Dallow Lane
- Interactive map of Dallow Lane
- Full name: Dallow Lane
- Location: Luton, Bedfordshire, England
- Coordinates: 51°52′54.35″N 0°25′36.07″W﻿ / ﻿51.8817639°N 0.4266861°W
- Owner: Excelsior F.C. (1880–85) Luton Town F.C. (1885–97)
- Operator: Excelsior F.C. (1880–85) Luton Town F.C. (1885–97)
- Capacity: ca. 7,000
- Surface: Grass

Construction
- Built: 1880
- Opened: 1880
- Closed: 1897
- Demolished: ca. 1950

= Dallow Lane =

Football ground in Luton, England

Dallow Lane was a football ground in Luton, England. It was the home ground of Luton Town from its formation in 1885 until a move to Dunstable Road in 1897.

==History==
The first organised match of association football in Luton took place at Dallow Lane on 23 October 1880 – a fifteen-a-side match between Excelsior and Luton Rovers. Excelsior, a local works team, emerged as 2–0 victors and remained at the ground until the merger with Luton Town Wanderers in 1885 to become Luton Town Football Club. The new club decided to base itself at Excelsior's Dallow Lane.

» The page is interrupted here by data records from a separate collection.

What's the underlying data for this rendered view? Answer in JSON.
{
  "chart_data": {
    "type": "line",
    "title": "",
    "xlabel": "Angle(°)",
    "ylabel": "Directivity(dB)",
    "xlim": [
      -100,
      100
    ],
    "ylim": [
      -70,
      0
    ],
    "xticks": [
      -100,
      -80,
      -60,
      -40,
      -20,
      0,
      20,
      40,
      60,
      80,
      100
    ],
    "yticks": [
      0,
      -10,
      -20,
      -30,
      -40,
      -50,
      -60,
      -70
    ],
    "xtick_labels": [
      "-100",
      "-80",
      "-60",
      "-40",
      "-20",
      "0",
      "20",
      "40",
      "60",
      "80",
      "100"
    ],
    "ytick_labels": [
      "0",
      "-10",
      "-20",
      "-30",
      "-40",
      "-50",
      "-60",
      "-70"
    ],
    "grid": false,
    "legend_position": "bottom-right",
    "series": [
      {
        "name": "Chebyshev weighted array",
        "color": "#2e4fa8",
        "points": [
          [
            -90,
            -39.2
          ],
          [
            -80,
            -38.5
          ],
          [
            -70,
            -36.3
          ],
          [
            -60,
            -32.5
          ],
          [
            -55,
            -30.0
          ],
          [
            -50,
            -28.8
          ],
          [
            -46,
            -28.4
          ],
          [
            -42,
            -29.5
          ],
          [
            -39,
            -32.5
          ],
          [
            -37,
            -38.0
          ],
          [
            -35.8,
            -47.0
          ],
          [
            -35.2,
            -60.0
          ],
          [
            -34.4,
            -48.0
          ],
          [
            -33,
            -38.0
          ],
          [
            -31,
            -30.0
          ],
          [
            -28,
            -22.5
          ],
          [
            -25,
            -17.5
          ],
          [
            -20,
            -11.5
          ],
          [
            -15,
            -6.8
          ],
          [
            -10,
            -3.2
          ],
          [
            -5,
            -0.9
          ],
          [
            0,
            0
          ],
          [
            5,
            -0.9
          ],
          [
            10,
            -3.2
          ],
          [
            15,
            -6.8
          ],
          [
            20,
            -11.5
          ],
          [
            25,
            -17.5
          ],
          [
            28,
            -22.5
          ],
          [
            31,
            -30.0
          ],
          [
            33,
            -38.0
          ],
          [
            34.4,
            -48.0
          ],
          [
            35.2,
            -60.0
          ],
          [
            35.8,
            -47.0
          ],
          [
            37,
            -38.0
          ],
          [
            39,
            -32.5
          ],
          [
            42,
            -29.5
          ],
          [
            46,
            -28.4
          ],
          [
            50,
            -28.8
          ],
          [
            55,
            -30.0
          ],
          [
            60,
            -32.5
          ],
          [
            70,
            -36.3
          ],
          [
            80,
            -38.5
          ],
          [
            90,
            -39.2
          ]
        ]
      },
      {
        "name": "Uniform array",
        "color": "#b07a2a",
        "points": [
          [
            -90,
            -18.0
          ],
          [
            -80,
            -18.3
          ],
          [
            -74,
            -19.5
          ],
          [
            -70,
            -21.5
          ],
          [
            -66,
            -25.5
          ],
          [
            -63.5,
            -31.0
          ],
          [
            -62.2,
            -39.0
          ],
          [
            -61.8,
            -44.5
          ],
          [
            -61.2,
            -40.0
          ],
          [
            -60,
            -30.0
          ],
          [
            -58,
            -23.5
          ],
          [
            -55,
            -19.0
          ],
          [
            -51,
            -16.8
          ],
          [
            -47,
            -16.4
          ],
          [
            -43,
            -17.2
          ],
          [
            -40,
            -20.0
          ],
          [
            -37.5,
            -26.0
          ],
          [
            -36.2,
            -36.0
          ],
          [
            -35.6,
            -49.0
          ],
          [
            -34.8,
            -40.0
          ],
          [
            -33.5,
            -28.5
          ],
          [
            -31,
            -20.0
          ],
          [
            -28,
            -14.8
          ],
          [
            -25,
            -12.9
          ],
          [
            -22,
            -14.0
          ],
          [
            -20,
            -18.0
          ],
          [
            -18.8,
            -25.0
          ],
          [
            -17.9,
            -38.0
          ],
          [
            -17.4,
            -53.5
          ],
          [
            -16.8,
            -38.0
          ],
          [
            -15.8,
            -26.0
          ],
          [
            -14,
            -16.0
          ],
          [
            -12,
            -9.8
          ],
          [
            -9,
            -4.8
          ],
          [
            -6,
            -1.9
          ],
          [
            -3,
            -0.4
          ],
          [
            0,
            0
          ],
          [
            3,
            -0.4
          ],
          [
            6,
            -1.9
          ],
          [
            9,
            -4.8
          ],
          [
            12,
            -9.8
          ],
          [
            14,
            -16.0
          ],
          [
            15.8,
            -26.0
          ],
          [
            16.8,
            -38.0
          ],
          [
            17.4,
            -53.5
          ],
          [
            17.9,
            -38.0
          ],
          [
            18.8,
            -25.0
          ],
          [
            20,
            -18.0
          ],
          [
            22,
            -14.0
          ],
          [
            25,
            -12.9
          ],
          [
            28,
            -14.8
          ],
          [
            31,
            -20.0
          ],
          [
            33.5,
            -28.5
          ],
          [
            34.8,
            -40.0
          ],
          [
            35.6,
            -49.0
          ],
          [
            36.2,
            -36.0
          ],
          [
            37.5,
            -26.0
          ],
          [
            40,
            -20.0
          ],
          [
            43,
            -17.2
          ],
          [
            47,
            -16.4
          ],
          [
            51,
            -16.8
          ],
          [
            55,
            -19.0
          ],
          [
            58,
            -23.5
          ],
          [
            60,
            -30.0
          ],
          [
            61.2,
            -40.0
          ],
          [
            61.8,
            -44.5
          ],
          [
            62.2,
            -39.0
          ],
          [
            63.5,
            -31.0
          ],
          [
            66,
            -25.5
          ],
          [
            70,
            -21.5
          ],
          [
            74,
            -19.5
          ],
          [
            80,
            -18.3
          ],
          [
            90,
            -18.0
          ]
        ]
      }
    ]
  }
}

Dallow Lane, also known as the Excelsior Ground, had a capacity of about 7,000 – most spectators would simply stand behind a rope close to the pitch, and there was a seated grandstand constructed in 1894. The stand was "120 feet long, 18 feet high, 13 feet deep and [had] five tiers of seats". Due to Dallow Lane's close proximity to the Luton to Dunstable railway line, players claimed to have trouble playing due to smoke from the engines. The club made a damaging financial loss during 1896–97 and was forced to sell the ground to stay afloat. Luton Town left Dallow Lane in April to play at Dunstable Road. The Dallow Lane grandstand remained on the site until the mid-20th century, used as a store shed.